Un peu avant le salon, j'ai pu assister au concert de Roger Waters (ex Pink Floyd) avec le célèbrissime « The Wall » dont il est le principal auteur. Le concert, très sombre, raconte l'histoire de « Pink », un personnage que l'on voit perdre peu à peu le contact avec le monde en se créant un mur (d'où le titre). De la même façon, le mur est créé pendant tout le concert, et finit par séparer le groupe du public. L'œuvre est artistiquement très réussie, parfois avec des effets simples : ainsi pendant « Mother » qui montre sa mère qui l'étouffe, on voit une caméra projetée dans l'écran central qui se dirige vers le public, et met extrêmement mal à l'aise, la chanson de finir sur un « Big Brother is watching you » ou le « Br » de « Brother » est barré pour donner « Mother ».

Là où les choses ont été d'autant plus intéressantes, c'est que le concert a été modernisé : on peut notamment y voir des avions déverser des flots de symboles politiques, religieux, ou de marques qui remplissent le mur. Et Apple est particulièrement visé à un moment : on voit sur une présentation stylisée comme la pub iPod, des tas de personnes avec des écouteurs, on y voit notamment Staline, Bush et Mao, et des mots comme « iBelieve », « iPay ». À travers Apple, on peut sans doute y trouver une attaque contre l'uniformisation, le consumérisme, et l'utilisation actuelle de la technologie qui nous créent nos propres murs individuels.

Et c'est là que j'en viens à Facebook : suite à la dépêche publiée ici, je suis allé au siège de la CNT Vignoles pour assister au débat sur les techniques de management. Le débat était animé par les 2 auteurs du livre « l'Openspace m'a tuer » que je vous recommande chaudement, et un journaliste indépendant (Nicolas Séné) qui a notamment écrit un article que j'avais lu peu avant dans le monde diplo : informaticiens en batterie. Les discussions ont été passionnantes et passionnées, et on se rend compte que les métiers de l'informatique ne sont pas aussi privilégiés qu'on veut bien le croire, et qu'on y trouve de nombreuses atteintes au droit du travail. Ce genre de débat devrait être organisé un peu partout, les travailleurs ne connaissant pas toujours leurs droits, ni les conséquences qu'ont les méthodes de « management » actuelles.

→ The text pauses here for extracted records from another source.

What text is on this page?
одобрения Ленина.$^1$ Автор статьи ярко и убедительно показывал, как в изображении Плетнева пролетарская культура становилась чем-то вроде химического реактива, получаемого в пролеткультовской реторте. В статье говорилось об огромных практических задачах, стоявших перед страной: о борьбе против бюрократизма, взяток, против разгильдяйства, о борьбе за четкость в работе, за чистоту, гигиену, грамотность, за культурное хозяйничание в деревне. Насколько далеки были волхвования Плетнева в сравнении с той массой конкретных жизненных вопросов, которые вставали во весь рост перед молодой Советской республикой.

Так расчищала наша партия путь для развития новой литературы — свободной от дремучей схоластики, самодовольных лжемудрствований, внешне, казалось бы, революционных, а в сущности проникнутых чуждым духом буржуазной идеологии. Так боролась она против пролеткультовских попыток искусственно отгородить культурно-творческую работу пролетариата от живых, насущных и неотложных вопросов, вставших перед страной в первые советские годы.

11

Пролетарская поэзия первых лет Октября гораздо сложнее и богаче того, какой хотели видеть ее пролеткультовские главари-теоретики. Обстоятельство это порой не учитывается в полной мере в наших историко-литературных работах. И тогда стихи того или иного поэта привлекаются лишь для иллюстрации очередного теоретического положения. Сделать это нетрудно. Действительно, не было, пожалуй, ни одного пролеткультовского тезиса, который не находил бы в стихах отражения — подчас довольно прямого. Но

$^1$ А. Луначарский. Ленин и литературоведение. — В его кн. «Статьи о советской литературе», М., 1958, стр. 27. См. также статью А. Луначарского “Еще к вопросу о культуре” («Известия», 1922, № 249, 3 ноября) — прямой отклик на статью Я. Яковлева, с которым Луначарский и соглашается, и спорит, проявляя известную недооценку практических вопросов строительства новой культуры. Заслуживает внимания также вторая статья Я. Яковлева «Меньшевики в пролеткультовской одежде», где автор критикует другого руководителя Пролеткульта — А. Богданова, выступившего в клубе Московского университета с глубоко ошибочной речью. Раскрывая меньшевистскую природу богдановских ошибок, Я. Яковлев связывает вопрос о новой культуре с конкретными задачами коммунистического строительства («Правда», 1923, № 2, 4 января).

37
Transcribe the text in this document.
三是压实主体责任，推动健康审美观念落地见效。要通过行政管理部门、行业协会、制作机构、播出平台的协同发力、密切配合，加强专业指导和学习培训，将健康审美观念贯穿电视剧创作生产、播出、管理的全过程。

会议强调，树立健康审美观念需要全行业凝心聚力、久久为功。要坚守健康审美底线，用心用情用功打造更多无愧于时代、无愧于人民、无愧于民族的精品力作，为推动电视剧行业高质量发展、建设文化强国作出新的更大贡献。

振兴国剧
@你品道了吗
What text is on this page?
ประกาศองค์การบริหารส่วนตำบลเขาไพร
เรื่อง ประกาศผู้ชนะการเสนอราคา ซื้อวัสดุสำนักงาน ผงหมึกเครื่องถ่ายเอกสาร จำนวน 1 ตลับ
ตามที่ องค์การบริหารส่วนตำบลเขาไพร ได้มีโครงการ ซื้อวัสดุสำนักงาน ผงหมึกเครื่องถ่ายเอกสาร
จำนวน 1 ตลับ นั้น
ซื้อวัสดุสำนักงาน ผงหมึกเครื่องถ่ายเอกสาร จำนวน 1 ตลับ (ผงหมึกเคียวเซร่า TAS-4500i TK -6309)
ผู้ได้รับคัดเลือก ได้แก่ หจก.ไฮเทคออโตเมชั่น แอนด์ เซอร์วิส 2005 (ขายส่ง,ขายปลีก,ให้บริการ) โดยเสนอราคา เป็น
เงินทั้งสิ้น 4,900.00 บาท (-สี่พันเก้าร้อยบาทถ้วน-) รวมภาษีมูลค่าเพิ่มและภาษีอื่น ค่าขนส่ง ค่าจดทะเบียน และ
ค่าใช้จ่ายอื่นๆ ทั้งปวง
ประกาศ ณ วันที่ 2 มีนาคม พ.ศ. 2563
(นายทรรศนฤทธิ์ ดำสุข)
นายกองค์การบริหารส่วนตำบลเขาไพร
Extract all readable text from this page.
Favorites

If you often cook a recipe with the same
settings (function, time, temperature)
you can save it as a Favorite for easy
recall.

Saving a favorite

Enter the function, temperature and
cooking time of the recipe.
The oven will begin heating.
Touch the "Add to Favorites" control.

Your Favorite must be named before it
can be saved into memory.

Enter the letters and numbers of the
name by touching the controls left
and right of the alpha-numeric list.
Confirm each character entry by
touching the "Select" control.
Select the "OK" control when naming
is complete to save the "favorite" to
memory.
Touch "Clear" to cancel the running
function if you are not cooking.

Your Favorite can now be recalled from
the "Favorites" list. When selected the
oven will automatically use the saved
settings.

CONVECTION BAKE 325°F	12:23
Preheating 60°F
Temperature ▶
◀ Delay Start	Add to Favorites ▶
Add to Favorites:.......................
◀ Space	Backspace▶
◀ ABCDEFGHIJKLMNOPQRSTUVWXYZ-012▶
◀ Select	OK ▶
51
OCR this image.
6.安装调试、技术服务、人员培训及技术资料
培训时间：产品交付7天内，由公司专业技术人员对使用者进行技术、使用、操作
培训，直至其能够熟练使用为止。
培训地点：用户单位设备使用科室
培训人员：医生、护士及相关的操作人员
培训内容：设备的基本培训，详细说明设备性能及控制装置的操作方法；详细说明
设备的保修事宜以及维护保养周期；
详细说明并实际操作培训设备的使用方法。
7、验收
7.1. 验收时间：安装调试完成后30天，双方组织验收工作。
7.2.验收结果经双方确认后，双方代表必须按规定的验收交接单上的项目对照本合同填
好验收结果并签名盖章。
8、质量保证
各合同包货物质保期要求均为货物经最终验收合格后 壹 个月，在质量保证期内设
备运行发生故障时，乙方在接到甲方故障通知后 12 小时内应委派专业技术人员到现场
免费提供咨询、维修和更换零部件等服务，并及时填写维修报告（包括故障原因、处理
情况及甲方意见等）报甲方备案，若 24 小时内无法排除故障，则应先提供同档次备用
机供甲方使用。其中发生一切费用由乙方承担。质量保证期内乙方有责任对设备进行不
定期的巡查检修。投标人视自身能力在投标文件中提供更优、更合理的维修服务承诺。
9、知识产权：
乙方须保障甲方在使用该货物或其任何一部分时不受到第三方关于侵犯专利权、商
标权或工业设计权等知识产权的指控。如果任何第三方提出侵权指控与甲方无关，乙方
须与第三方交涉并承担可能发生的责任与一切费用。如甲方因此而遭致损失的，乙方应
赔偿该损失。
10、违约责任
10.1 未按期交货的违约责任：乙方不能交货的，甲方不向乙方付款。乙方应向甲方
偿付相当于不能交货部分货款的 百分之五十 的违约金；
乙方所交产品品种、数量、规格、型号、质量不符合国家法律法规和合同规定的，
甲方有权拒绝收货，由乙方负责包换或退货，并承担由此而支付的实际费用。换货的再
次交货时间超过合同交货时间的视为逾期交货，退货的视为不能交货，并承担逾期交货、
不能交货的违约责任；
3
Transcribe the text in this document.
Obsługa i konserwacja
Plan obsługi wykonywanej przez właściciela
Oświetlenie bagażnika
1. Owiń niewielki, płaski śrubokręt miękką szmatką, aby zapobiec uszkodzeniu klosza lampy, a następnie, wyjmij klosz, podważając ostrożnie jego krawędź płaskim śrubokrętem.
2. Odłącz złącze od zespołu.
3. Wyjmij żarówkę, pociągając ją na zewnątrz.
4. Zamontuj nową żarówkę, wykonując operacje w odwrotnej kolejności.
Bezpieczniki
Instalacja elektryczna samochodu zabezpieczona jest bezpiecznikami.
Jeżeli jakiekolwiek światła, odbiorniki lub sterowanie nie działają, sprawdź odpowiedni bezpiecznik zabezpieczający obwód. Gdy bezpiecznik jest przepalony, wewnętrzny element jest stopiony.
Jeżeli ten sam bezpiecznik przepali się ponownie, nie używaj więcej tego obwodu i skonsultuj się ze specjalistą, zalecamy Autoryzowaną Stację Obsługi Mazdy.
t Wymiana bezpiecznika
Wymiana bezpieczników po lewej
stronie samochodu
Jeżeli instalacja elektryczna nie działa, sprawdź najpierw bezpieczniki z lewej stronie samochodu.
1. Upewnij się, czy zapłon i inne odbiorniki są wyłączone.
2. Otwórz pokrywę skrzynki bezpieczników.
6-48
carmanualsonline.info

Après le débat, j'ai pu discuter avec un peu tout le monde, et j'ai notamment acheté le nouveau livre de Alexandre des Isnards et Thomas Zuber: « Facebook m'a tuer ». Ce livre est fait sur le même modèle que précédemment : des petites histoires de quelques pages, qui décrivent une situation de tous les jours. Ce qui est intéressant, c'est que ce n'est pas Facebook lui-même qui est attaqué - avec son côté centralisé, aux mains d'intérêts privés, vente d'informations etc - mais plutôt l'usage qu'en font les gens. Je dis Facebook, mais ce n'est qu'un prétexte pour parler des transformations dans nos vies avec les nouvelles technologies : iPhone, Google, Meetic, Géolocalisation, etc.
Chaque histoire nous semble familière : on connaît soit des gens dans ce cas, soit on l'est nous même ; on y retrouve ainsi les 2 amis d'enfances qui n'arrivent plus à se voir malgré tous les moyens de communications mis à leur disposition, les parties de notre vie qui autrefois étaient intimes comme une échographie qu'on met publiquement sur FB, ou la « dictature du bonheur » du couple qui part en vacances, et doit absolument réussir ses vacances photos et bronzage à l'appui, à la limite du reportage.

Ce livre n'apprend rien, mais cet enchaînement d'histoires que l'on sait arriver tous les jours donne à réfléchir. D'autant plus quand on travaille sur un projet qui offre entre autres une alternative à Facebook. La question est maintenant de voir comment se sortir de ce schéma. Facebook a pour but de garder les utilisateurs captifs le plus longtemps possible sur son site, or les outils de communications modernes devraient faciliter le contact humain et réel, pas l'empêcher.

PS : j'ai séparé ce journal en 2 pour en faciliter la lecture, et séparer les réponses éventuelles entre RMLL et The Wall/FB

  • # moef

    Posté par  . Évalué à 7.

    les outils de communications modernes devraient faciliter le contact humain et réel, pas l'empêcher.

    Ca fait un peu cliché quand même, car je vois pas en quoi l'informatique interdirait les rencontres physiques. Par contre elle facilite la mise en relation de personne qui n'ont rien à se dire, et qui se dirait à peine bonjour en IRL, voir les 500 "amis" qu'ont certains...
    L'informatique et même FB permettent de faciliter les communications, mais de quel droit celles en IRL seraient meilleures ? Qui ne sait jamais fait chié dans une boite de nuit bondée où personne ne s'entend et qui n'ont rien à se dire de toute manière ?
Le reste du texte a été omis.